This paper explores five published articles that report on results from research conducted

on the supplementation of leucine and its role in muscle protein synthesis. For this paper, the

focus will be on the health impacts of leucine supplementation on individuals post-exercise,

particularly in terms of muscle mass. This led to conclusions based on the dosage of leucine

supplementation as well as the type of leucine supplementation. Each article discusses leucine

supplementation but vary in terms of which aspects of it are explored. Cermak et al. explores

protein supplementation and the adaptive response of skeletal muscle to resistance-type exercise

training.
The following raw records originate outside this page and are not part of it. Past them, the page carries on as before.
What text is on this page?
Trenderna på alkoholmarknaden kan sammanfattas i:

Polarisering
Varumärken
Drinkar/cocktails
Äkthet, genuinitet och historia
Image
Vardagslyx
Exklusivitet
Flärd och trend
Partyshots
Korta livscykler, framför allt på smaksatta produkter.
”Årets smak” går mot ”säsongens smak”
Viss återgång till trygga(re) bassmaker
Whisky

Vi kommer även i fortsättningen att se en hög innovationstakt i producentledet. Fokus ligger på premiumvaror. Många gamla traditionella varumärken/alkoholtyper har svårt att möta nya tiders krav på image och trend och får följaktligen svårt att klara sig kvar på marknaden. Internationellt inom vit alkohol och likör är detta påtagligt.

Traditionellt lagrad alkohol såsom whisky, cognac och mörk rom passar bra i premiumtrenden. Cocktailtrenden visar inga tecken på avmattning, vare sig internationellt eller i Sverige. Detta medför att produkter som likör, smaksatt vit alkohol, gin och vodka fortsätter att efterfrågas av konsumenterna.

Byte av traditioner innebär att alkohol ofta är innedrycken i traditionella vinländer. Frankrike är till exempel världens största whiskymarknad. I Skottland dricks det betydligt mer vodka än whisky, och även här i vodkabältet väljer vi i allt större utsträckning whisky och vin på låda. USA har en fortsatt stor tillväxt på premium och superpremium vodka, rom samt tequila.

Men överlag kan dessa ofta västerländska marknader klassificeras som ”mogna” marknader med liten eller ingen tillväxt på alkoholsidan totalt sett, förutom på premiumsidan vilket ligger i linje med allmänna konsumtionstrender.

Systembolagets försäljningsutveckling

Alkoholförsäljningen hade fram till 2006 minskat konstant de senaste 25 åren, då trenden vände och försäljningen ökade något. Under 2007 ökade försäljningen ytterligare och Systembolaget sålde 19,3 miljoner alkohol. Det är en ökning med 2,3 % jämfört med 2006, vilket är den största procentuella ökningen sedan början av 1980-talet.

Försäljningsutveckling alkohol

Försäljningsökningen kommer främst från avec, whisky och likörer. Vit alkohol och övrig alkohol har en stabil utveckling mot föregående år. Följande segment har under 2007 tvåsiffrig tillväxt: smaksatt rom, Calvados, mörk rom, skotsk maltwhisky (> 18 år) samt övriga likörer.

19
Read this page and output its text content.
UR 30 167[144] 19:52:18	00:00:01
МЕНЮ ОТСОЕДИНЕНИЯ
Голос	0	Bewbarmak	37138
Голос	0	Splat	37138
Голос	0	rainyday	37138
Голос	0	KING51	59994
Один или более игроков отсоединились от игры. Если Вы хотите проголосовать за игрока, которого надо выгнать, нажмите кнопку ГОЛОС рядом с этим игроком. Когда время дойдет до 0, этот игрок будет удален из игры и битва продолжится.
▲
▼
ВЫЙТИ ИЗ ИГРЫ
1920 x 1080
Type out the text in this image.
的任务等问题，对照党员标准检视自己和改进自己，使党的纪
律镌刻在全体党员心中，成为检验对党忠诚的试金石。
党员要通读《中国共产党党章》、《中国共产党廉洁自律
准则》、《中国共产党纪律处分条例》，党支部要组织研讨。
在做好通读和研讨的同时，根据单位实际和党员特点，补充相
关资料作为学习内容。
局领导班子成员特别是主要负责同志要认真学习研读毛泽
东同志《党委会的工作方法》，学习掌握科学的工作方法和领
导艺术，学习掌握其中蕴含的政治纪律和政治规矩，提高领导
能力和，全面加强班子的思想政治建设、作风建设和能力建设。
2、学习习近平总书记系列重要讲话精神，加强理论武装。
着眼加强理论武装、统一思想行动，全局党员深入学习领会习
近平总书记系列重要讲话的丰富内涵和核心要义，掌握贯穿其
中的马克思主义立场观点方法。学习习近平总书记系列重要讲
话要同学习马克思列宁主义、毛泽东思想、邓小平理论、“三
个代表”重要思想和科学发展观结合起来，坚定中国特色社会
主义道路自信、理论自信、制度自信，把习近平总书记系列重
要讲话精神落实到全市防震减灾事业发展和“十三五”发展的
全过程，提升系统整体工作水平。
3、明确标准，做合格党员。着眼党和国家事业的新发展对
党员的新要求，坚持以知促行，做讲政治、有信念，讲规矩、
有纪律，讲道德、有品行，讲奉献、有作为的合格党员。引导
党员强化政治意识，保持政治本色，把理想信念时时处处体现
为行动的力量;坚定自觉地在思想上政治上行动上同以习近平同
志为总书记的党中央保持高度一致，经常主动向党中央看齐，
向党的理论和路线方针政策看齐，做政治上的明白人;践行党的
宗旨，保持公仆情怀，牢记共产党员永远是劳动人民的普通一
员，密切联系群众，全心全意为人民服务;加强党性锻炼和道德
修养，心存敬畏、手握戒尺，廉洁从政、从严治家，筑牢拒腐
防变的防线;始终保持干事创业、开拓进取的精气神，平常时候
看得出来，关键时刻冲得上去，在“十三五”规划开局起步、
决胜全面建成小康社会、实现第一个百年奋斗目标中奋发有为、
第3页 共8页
Duan et al. discusses nutritional and regulatory roles of leucine in muscle growth and

fat reduction, an important aspect for diseases like heart disease, type II diabetes, etc. Garlick

and ​The Journal of Nutrition​ engage in studies based on the myths of very high doses of leucine

supplementation and how it affects muscle protein synthesis. Koopman et al. explore how

muscle protein synthesis may be stimulated by the co-ingestion of protein and leucine in young

and elderly men. Finally, Reitelseder et al. sought out to compare muscle anabolic responses of

leucine-enriched whey protein and leucine-enriched casein protein in muscle protein synthesis.

Post-exercise protein supplementation promotes muscle protein synthesis, but what kind and how

much of it? What about protein degradation? How is insulin sensitivity and glucose metabolism

affected? Further research is always beneficial when considering the health and of a certain

population as well as a newly developing field of dietetics.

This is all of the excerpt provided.